Okay, I am sure the cyborg-ish receptionists and desk managers will end up being a lot prettier and more human in a decade or two, but the reader gets my drift here. But let me point something out that most consumers do not have time to dig for.
Let’s start with GME above. Few will know that their primary tool for gleaning all this industry growth data is, as their website points out, a “Patent-pending Artificial Intelligence powered Real-time Competitive Analytics Tool.” Can you imagine a report by them questioning the validity of AI over humans at hotels? I cannot. To enhance my point, Sean Chou, former CEO of AI startup Catalytic, says AI robots are still too stupid to do the more complex jobs humans do. Futurists like Anton van den Hengel agree. The Director of Applied Science at Amazon and Director of the Centre for Augmented Reasoning at AIML, he told Cosmos Magazine:
“They are really, very, very stupid. They can’t do what a toddler can do. While they may be performing millions of tasks every day, the truth is they are incapable of understanding what needs to be done. You still cannot ask one to bring you a spoon.”
Now, let’s skip to tech guru Sanksshep Mahendra, who’s the Global Chief Technology Officer for a company called Ingenovis Health. This company is, ironically, a medical staffing company with deep tentacles in the healthcare industry. Their methodology goes something like this:
“Through a trifecta methodology comprised of shared services for economies of scale, technology maximization to create unsurpassed efficiency, and deep established relationships with clinicians and clients.”
This company, under CEO Bart Valdez, experienced exponential growth during the pandemic because of the emergency staffing needs of hospitals across the US. So Mahendra is not going to be geared up to explain the downside of AI taking over hotels, now is he? While his points on the benefits of AI are valid to an extent, his resume has absolutely nothing to do with hospitality, travel, or even supportive industries. Maybe I missed something on LinkedIn, tell me I am wrong.

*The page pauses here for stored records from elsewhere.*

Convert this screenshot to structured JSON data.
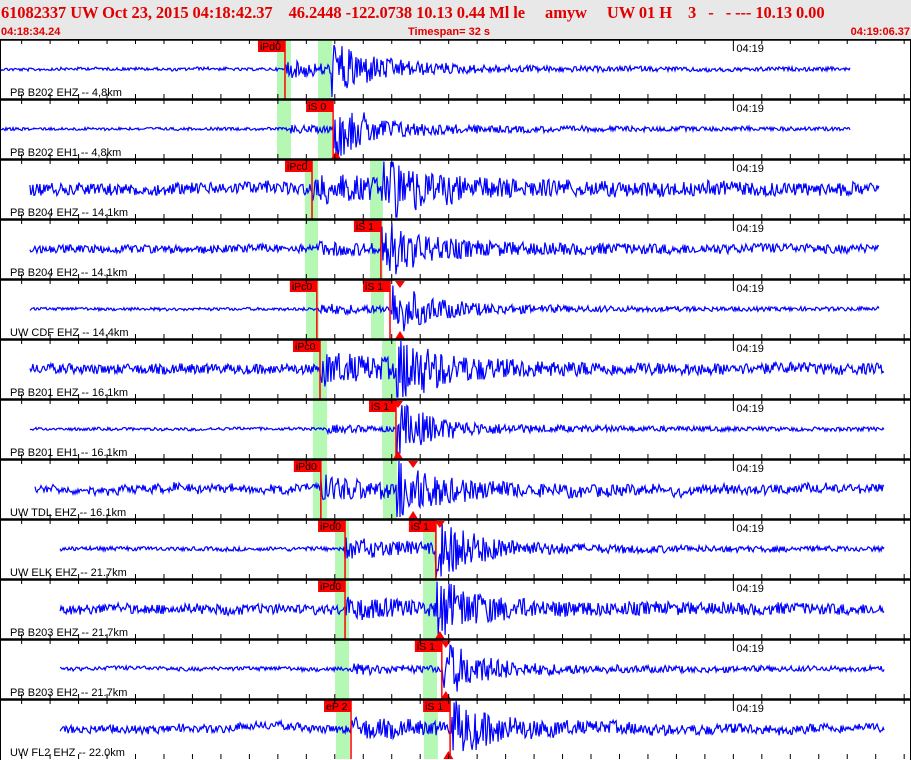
{
  "header": {
    "title": "61082337 UW Oct 23, 2015 04:18:42.37    46.2448 -122.0738 10.13 0.44 Ml le     amyw     UW 01 H    3   -   - --- 10.13 0.00",
    "start_time": "04:18:34.24",
    "timespan_label": "Timespan=  32 s",
    "end_time": "04:19:06.37"
  },
  "axis": {
    "minute_label": "04:19",
    "minute_mark_s": 25.76,
    "timespan_s": 32
  },
  "colors": {
    "trace": "#0000ff",
    "pick": "#ff0000",
    "window": "#b4f8b4",
    "header_text": "#e00000"
  },
  "traces": [
    {
      "label": "PB B202 EHZ -- 4,8km",
      "range": [
        0,
        29.86
      ],
      "p_window": [
        9.73,
        10.22
      ],
      "s_window": [
        11.17,
        11.66
      ],
      "picks": [
        {
          "label": "iPd0",
          "t": 10.01
        }
      ],
      "markers": []
    },
    {
      "label": "PB B202 EH1 -- 4,8km",
      "range": [
        0,
        29.86
      ],
      "p_window": [
        9.73,
        10.22
      ],
      "s_window": [
        11.17,
        11.66
      ],
      "picks": [
        {
          "label": "iS 0",
          "t": 11.7
        }
      ],
      "markers": [
        {
          "t": 11.8,
          "dir": "up"
        }
      ]
    },
    {
      "label": "PB B204 EHZ -- 14.1km",
      "range": [
        1.05,
        30.9
      ],
      "p_window": [
        10.71,
        11.17
      ],
      "s_window": [
        13.0,
        13.45
      ],
      "picks": [
        {
          "label": "iPc0",
          "t": 10.96
        }
      ],
      "markers": []
    },
    {
      "label": "PB B204 EH2 -- 14.1km",
      "range": [
        1.05,
        30.9
      ],
      "p_window": [
        10.71,
        11.17
      ],
      "s_window": [
        13.0,
        13.45
      ],
      "picks": [
        {
          "label": "iS 1",
          "t": 13.38
        }
      ],
      "markers": []
    },
    {
      "label": "UW CDF EHZ -- 14.4km",
      "range": [
        1.05,
        30.9
      ],
      "p_window": [
        10.75,
        11.2
      ],
      "s_window": [
        13.03,
        13.49
      ],
      "picks": [
        {
          "label": "iPc0",
          "t": 11.13
        },
        {
          "label": "iS 1",
          "t": 13.7
        }
      ],
      "markers": [
        {
          "t": 14.05,
          "dir": "down"
        },
        {
          "t": 14.05,
          "dir": "up"
        }
      ]
    },
    {
      "label": "PB B201 EHZ -- 16.1km",
      "range": [
        1.05,
        31.08
      ],
      "p_window": [
        10.99,
        11.49
      ],
      "s_window": [
        13.42,
        13.91
      ],
      "picks": [
        {
          "label": "iPc0",
          "t": 11.24
        }
      ],
      "markers": []
    },
    {
      "label": "PB B201 EH1 -- 16.1km",
      "range": [
        1.05,
        31.08
      ],
      "p_window": [
        10.99,
        11.49
      ],
      "s_window": [
        13.42,
        13.91
      ],
      "picks": [
        {
          "label": "iS 1",
          "t": 13.91
        }
      ],
      "markers": [
        {
          "t": 13.98,
          "dir": "down"
        },
        {
          "t": 13.98,
          "dir": "up"
        }
      ]
    },
    {
      "label": "UW TDL EHZ -- 16.1km",
      "range": [
        1.23,
        31.08
      ],
      "p_window": [
        10.99,
        11.49
      ],
      "s_window": [
        13.45,
        13.94
      ],
      "picks": [
        {
          "label": "iPd0",
          "t": 11.27
        }
      ],
      "markers": [
        {
          "t": 14.51,
          "dir": "down"
        },
        {
          "t": 14.51,
          "dir": "up"
        }
      ]
    },
    {
      "label": "UW ELK EHZ -- 21.7km",
      "range": [
        2.11,
        31.08
      ],
      "p_window": [
        11.77,
        12.26
      ],
      "s_window": [
        14.86,
        15.35
      ],
      "picks": [
        {
          "label": "iPd0",
          "t": 12.12
        },
        {
          "label": "iS 1",
          "t": 15.31
        }
      ],
      "markers": [
        {
          "t": 15.45,
          "dir": "down"
        }
      ]
    },
    {
      "label": "PB B203 EHZ -- 21.7km",
      "range": [
        2.11,
        31.08
      ],
      "p_window": [
        11.77,
        12.26
      ],
      "s_window": [
        14.86,
        15.35
      ],
      "picks": [
        {
          "label": "iPd0",
          "t": 12.12
        }
      ],
      "markers": [
        {
          "t": 15.45,
          "dir": "up"
        }
      ]
    },
    {
      "label": "PB B203 EH2 -- 21.7km",
      "range": [
        2.11,
        31.08
      ],
      "p_window": [
        11.77,
        12.26
      ],
      "s_window": [
        14.86,
        15.35
      ],
      "picks": [
        {
          "label": "iS 1",
          "t": 15.52
        }
      ],
      "markers": [
        {
          "t": 15.66,
          "dir": "down"
        },
        {
          "t": 15.66,
          "dir": "up"
        }
      ]
    },
    {
      "label": "UW FL2 EHZ -- 22.0km",
      "range": [
        2.11,
        31.08
      ],
      "p_window": [
        11.8,
        12.29
      ],
      "s_window": [
        14.89,
        15.38
      ],
      "picks": [
        {
          "label": "eP 2",
          "t": 12.33
        },
        {
          "label": "iS 1",
          "t": 15.81
        }
      ],
      "markers": [
        {
          "t": 15.75,
          "dir": "up"
        }
      ]
    }
  ]
}
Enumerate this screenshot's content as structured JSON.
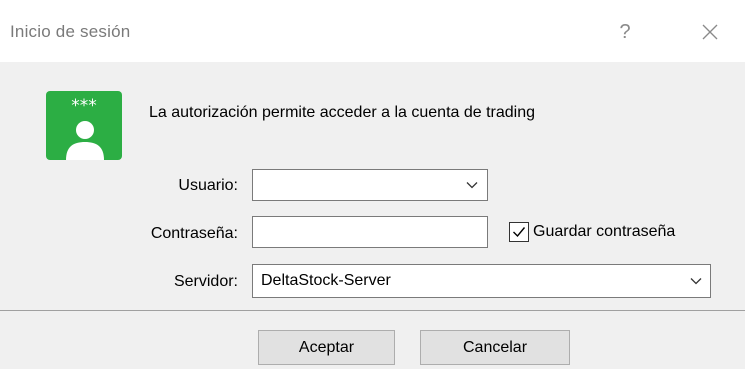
{
  "window": {
    "title": "Inicio de sesión",
    "help_glyph": "?",
    "close_icon": "close-icon"
  },
  "header": {
    "icon": "user-password-icon",
    "icon_stars": "***",
    "icon_color": "#2cae44",
    "message": "La autorización permite acceder a la cuenta de trading"
  },
  "form": {
    "user": {
      "label": "Usuario:",
      "value": ""
    },
    "password": {
      "label": "Contraseña:",
      "value": ""
    },
    "save_password": {
      "label": "Guardar contraseña",
      "checked": true
    },
    "server": {
      "label": "Servidor:",
      "value": "DeltaStock-Server"
    }
  },
  "buttons": {
    "ok_label": "Aceptar",
    "cancel_label": "Cancelar"
  }
}
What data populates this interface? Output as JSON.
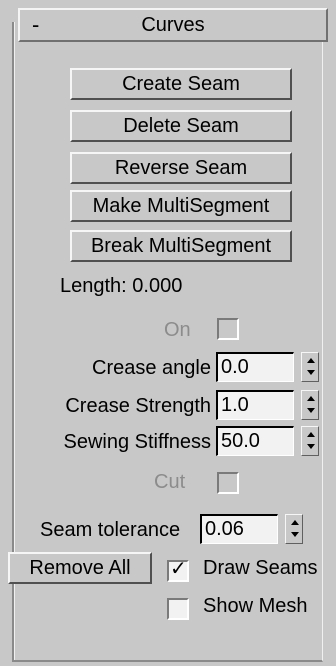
{
  "rollout": {
    "toggle": "-",
    "title": "Curves"
  },
  "buttons": {
    "create_seam": "Create Seam",
    "delete_seam": "Delete Seam",
    "reverse_seam": "Reverse Seam",
    "make_multisegment": "Make MultiSegment",
    "break_multisegment": "Break MultiSegment",
    "remove_all": "Remove All"
  },
  "length": {
    "label": "Length:",
    "value": "0.000"
  },
  "on": {
    "label": "On",
    "checked": false,
    "enabled": false
  },
  "crease_angle": {
    "label": "Crease angle",
    "value": "0.0"
  },
  "crease_strength": {
    "label": "Crease Strength",
    "value": "1.0"
  },
  "sewing_stiffness": {
    "label": "Sewing Stiffness",
    "value": "50.0"
  },
  "cut": {
    "label": "Cut",
    "checked": false,
    "enabled": false
  },
  "seam_tolerance": {
    "label": "Seam tolerance",
    "value": "0.06"
  },
  "draw_seams": {
    "label": "Draw Seams",
    "checked": true,
    "mark": "✓"
  },
  "show_mesh": {
    "label": "Show Mesh",
    "checked": false
  }
}
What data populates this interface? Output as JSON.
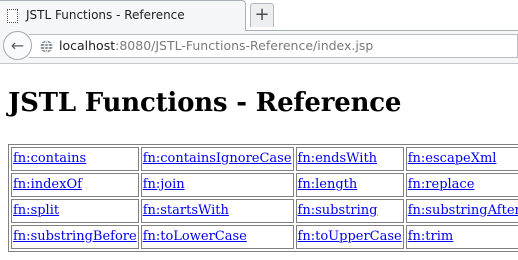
{
  "browser": {
    "tab": {
      "title": "JSTL Functions - Reference",
      "favicon": "blank-page-icon"
    },
    "new_tab": {
      "label": "+"
    },
    "back_button": {
      "icon": "back-arrow-icon",
      "glyph": "←"
    },
    "address_bar": {
      "host": "localhost",
      "rest": ":8080/JSTL-Functions-Reference/index.jsp",
      "icon": "globe-icon"
    }
  },
  "page": {
    "heading": "JSTL Functions - Reference",
    "table": {
      "rows": [
        [
          "fn:contains",
          "fn:containsIgnoreCase",
          "fn:endsWith",
          "fn:escapeXml"
        ],
        [
          "fn:indexOf",
          "fn:join",
          "fn:length",
          "fn:replace"
        ],
        [
          "fn:split",
          "fn:startsWith",
          "fn:substring",
          "fn:substringAfter"
        ],
        [
          "fn:substringBefore",
          "fn:toLowerCase",
          "fn:toUpperCase",
          "fn:trim"
        ]
      ]
    }
  },
  "colors": {
    "link": "#0000ee",
    "chrome": "#f5f6f7",
    "border": "#808080"
  }
}
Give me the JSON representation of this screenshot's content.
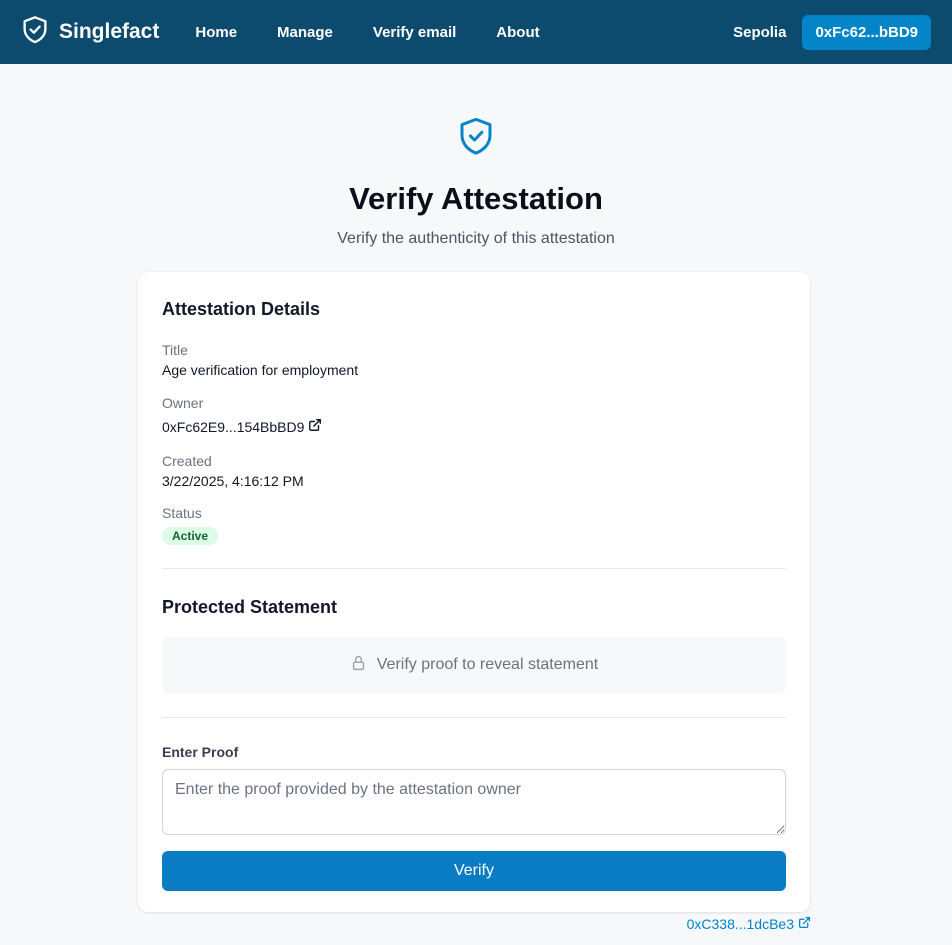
{
  "nav": {
    "brand": "Singlefact",
    "links": [
      "Home",
      "Manage",
      "Verify email",
      "About"
    ],
    "network": "Sepolia",
    "wallet": "0xFc62...bBD9"
  },
  "hero": {
    "icon": "shield-check-icon",
    "title": "Verify Attestation",
    "subtitle": "Verify the authenticity of this attestation"
  },
  "details": {
    "heading": "Attestation Details",
    "title_label": "Title",
    "title_value": "Age verification for employment",
    "owner_label": "Owner",
    "owner_value": "0xFc62E9...154BbBD9",
    "created_label": "Created",
    "created_value": "3/22/2025, 4:16:12 PM",
    "status_label": "Status",
    "status_value": "Active"
  },
  "protected": {
    "heading": "Protected Statement",
    "locked_text": "Verify proof to reveal statement"
  },
  "proof": {
    "label": "Enter Proof",
    "value": "",
    "placeholder": "Enter the proof provided by the attestation owner",
    "button": "Verify"
  },
  "footer": {
    "contract": "0xC338...1dcBe3"
  },
  "colors": {
    "navbar": "#0c4a6e",
    "accent": "#0284c7",
    "verify_button": "#0a7cc4",
    "status_bg": "#dcfce7",
    "status_text": "#166534"
  }
}
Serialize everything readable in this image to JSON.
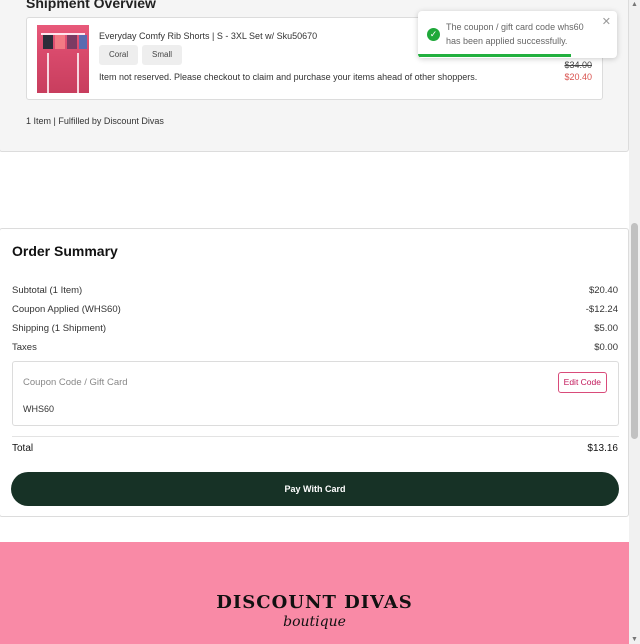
{
  "shipment": {
    "title": "Shipment Overview",
    "item": {
      "name": "Everyday Comfy Rib Shorts | S - 3XL Set w/ Sku50670",
      "color_option": "Coral",
      "size_option": "Small",
      "reserve_message": "Item not reserved. Please checkout to claim and purchase your items ahead of other shoppers.",
      "original_price": "$34.00",
      "sale_price": "$20.40"
    },
    "footer": "1 Item | Fulfilled by Discount Divas"
  },
  "toast": {
    "message": "The coupon / gift card code whs60 has been applied successfully.",
    "close_glyph": "✕",
    "check_glyph": "✓",
    "progress_fraction": 0.77
  },
  "summary": {
    "title": "Order Summary",
    "subtotal_label": "Subtotal (1 Item)",
    "subtotal_value": "$20.40",
    "coupon_label": "Coupon Applied (WHS60)",
    "coupon_value": "-$12.24",
    "shipping_label": "Shipping (1 Shipment)",
    "shipping_value": "$5.00",
    "taxes_label": "Taxes",
    "taxes_value": "$0.00",
    "coupon_field_label": "Coupon Code / Gift Card",
    "edit_code_label": "Edit Code",
    "coupon_code": "WHS60",
    "total_label": "Total",
    "total_value": "$13.16",
    "pay_button_label": "Pay With Card"
  },
  "brand": {
    "name": "DISCOUNT DIVAS",
    "tagline": "boutique",
    "band_color": "#f98aa6"
  },
  "colors": {
    "pay_button": "#173226",
    "success": "#1fa83a",
    "sale_price": "#d9534f",
    "edit_code": "#c2185b"
  },
  "scrollbar": {
    "up_glyph": "▲",
    "down_glyph": "▼"
  }
}
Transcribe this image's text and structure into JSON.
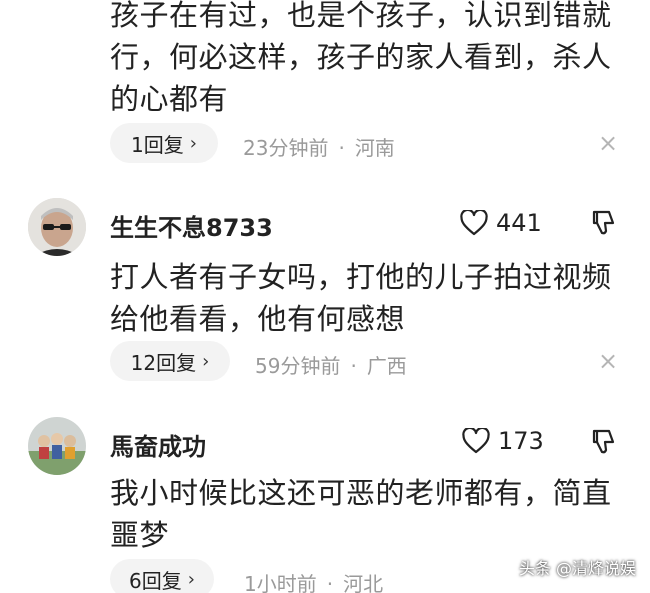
{
  "comments": [
    {
      "text_lines": [
        "孩子在有过，也是个孩子，认识到错就",
        "行，何必这样，孩子的家人看到，杀人",
        "的心都有"
      ],
      "reply_label": "1回复",
      "time": "23分钟前",
      "location": "河南"
    },
    {
      "username": "生生不息8733",
      "likes": "441",
      "text_lines": [
        "打人者有子女吗，打他的儿子拍过视频",
        "给他看看，他有何感想"
      ],
      "reply_label": "12回复",
      "time": "59分钟前",
      "location": "广西"
    },
    {
      "username": "馬奤成功",
      "likes": "173",
      "text_lines": [
        "我小时候比这还可恶的老师都有，简直",
        "噩梦"
      ],
      "reply_label": "6回复",
      "time": "1小时前",
      "location": "河北"
    }
  ],
  "separator": "·",
  "reply_chevron": "›",
  "close_glyph": "×",
  "watermark": "头条 @清烽说娱",
  "colors": {
    "text": "#222222",
    "meta": "#9a9a9a",
    "pill_bg": "#f3f3f3",
    "close": "#b5b5b5"
  },
  "icons": {
    "like": "heart-outline-icon",
    "dislike": "thumb-down-outline-icon",
    "close": "close-icon",
    "chevron": "chevron-right-icon"
  }
}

Let’s finish up with the major problems AI salesmen are going to have in the coming months and years. First, the highly touted “personal experiences” tech people harp on involve huge data privacy issues that vary tremendously where international rules variations are concerned. Second, AI at the moment is just not that smart. Let’s be clear, the AI these technology enthusiasts are harping about is perfect for fast check-ins and doing the light work, maybe it can even hail you a cab. But running out of the hotel doors holding an umbrella over a guest’s head is not an option. Even if we do have robot doormen soon, they will require expert upkeep, repair, and software updates. I am visualizing a Windows update that causes my robot desk clerk to fall face-first in front of the guest asking for suggestions for the best Paris cafe nearby.
Finally, it’s fair to say that very few hoteliers have figured out exactly how robots or other forms of AI are going to add to the experience of their guests. Sure, AI for hospitality has plenty of potential advantages, but if the industry quandaries constantly about what guests want at any given time, how can a robot be interjected? What value is added when a guest interacts with AI versus a real person? I see plenty of speculation and the use of terms like “efficiency.” Maybe the next travel ad you see will be something like “Come to Crete and Experience the Most Efficient Holiday of Your Life!”